Sunday, January 1, 2012

Pre-Existing Conditions and Health Insurance


One concern that many Americans have when applying for health insurance is whether they will be penalized for having a pre-existing condition. Unfortunately, many Americans do not have perfect health histories, and this can greatly affect the coverage they can receive. Health insurance companies are businesses, and an already at-risk patient can negatively affect their bottom line. This can make it very difficult for individuals with certain illnesses or issues to get adequate insurance without paying significantly more. Healthcare reforms have passed to make this less of a concern for individuals seeking insurance in the future, but the bulk of those reforms have not gone into law yet.
What Is It Exactly?
A pre-existing condition is a health condition that was known to exist before you applied for insurance coverage. They can be as serious as a life-threatening disease like cancer or heart disease, or they can be as common as allergies or asthma. The definition of exactly what a pre-existing condition is can vary by insurance company or by state, so it is important to check with your provider about their restrictions before signing up.
Why Does It Matter?
From an insurance company's point of view, a pre-existing condition can mean that the patient is more likely to seek out treatment, especially for that condition, than a healthy person would. That automatically means that the insurance company will have to pay more for that patient. From a business standpoint, it makes more sense to either offer insurance only to healthy individuals or to place restrictions on individuals with less-than-perfect health to ensure that they're worth the extra money.

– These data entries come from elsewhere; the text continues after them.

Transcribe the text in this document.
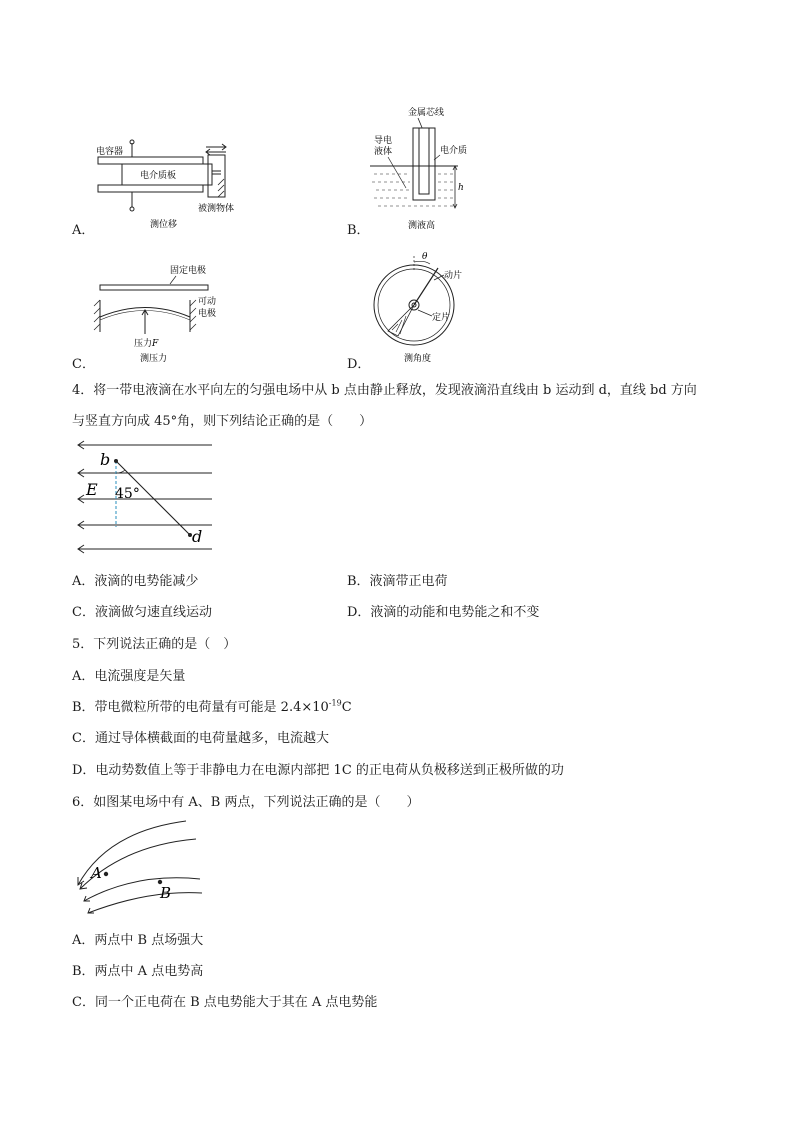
A．
电容器
电介质板
被测物体
测位移	B．
金属芯线
h
导电
液体	电介质
测液高
C．
固定电极
可动
电极
压力F
测压力	D．
θ
动片
定片
测角度
4．将一带电液滴在水平向左的匀强电场中从 b 点由静止释放，发现液滴沿直线由 b 运动到 d，直线 bd 方向
与竖直方向成 45°角，则下列结论正确的是（　　）
b
d
E 45°
A．液滴的电势能减少	B．液滴带正电荷
C．液滴做匀速直线运动	D．液滴的动能和电势能之和不变
5．下列说法正确的是（　）
A．电流强度是矢量
B．带电微粒所带的电荷量有可能是 $2.4\times 10^{-19}C$
C．通过导体横截面的电荷量越多，电流越大
D．电动势数值上等于非静电力在电源内部把 1C 的正电荷从负极移送到正极所做的功
6．如图某电场中有 A、B 两点，下列说法正确的是（　　）
A
B
A．两点中 B 点场强大
B．两点中 A 点电势高
C．同一个正电荷在 B 点电势能大于其在 A 点电势能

How Can It Affect My Coverage?
Unfortunately, having a pre-existing condition can negatively affect your coverage for now. Depending on the company and your health issue, you may be denied coverage, have to undergo a waiting period before your coverage will start, pay higher premiums, or have a higher deductible. Your insurance company can also place restrictions on your care received for your condition, including not covering any healthcare concerning the health issue for a period of time (up to 18 months).
Healthcare Reform
For individuals with pre-existing conditions, the healthcare reforms signed into law in 2010 have a major impact on your ability to both get insurance and avoid the current pre-existing condition clauses. In 2014, laws go into effect that prohibit insurance companies from denying service and denying claims based on health issues that were already present. The law will also prohibit insurers from implementing special conditions like higher premiums and higher payments for individuals who have pre-existing conditions. Some aspects of these laws have already gone into effect for children who were under age 19 in 2010. Children can no longer be denied coverage on their parents' insurance based on pre-existing condition.